O repórter americano John Bohannon fez uma “pegadinha” para mostrar a falta de seriedade de muitas publicações científicas que funcionam sob o modelo de acesso livre. Essas revistas, em vez de cobrar assinatura do leitor, cobram dos cientistas que querem ver sua pesquisa publicada.

Bohannon conta, em reportagem publicada pela “Science”, que passou dez meses enviando diversas versões de um estudo que atribui propriedades anticâncer a um líquen, usando um nome falso de pesquisador, que seria de uma instituição de pesquisa inexistente. O texto, segundo o jornalista, tinha falhas que qualquer revisor com conhecimento de química maior do que o de um aluno de ensino médio, e capacidade para entender um gráfico básico, deveria ser capaz de notar.

Bohannon afirma que mandou 304 versões da falsa pesquisa e 157 publicações, algumas de grandes editoras do ramo, aceitaram publicá-la. Publicações científicas em geral fazem uma avaliação de cada estudo que recebem e deveriam, em tese, garantir a qualidade e relevância do conteúdo que divulgam.

No entanto, Bohannon mostrou que mais de metade dos veículos para os quais escreveu não notaram os erros crassos que incluiu no estudo. Com o auxílio de biólogos moleculares de Harvard ele ainda se deu o trabalho de tornar o texto mais “chato”, para que não pudesse levantar a suspeita de que em meio aos dados gritantemente falhos pudesse haver alguma descoberta muito inusitada. Para piorar ainda mais o estudo, Bohannon o traduziu do inglês para o francês e novamente para o inglês usando um tradutor automático.

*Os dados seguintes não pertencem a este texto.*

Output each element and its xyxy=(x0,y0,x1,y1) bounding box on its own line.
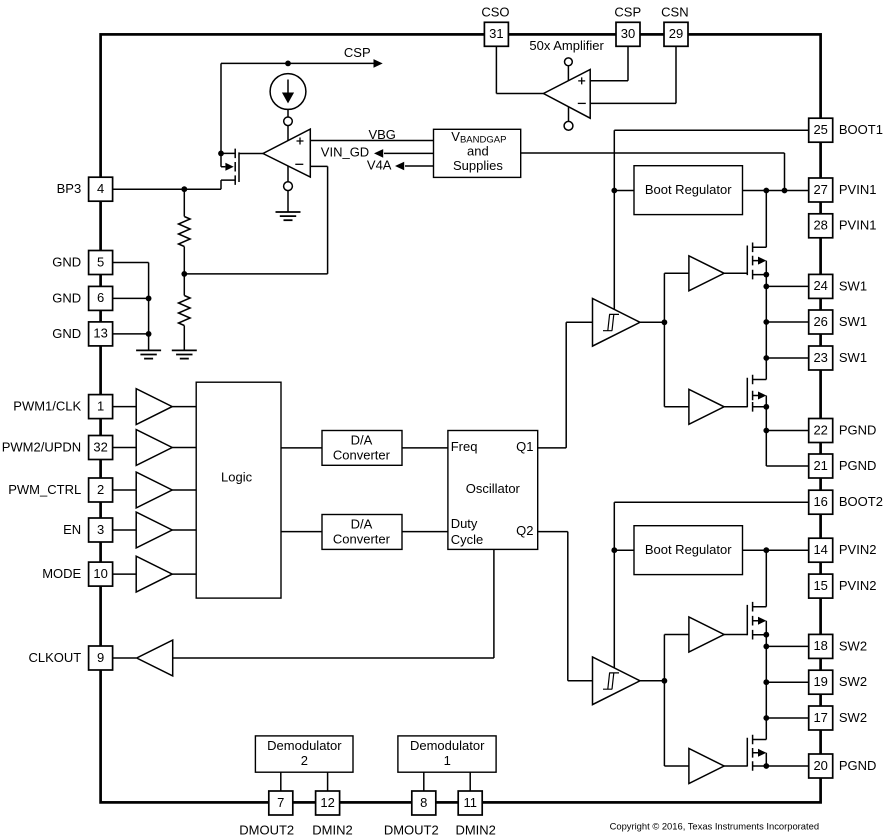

Na reportagem publicada pela “Science”, ele denuncia editoras obscuras que criam revistas com nomes que se confudem com publicações prestigiadas, e muitas vezes não estão sediadas no lugar sugerido pelo título, como a Europa ou os EUA. Um terço das publicações para as quais o repórter mandou a “isca” está na Índia e, de fato, 64 publicações baseadas no país aceitaram publicá-la.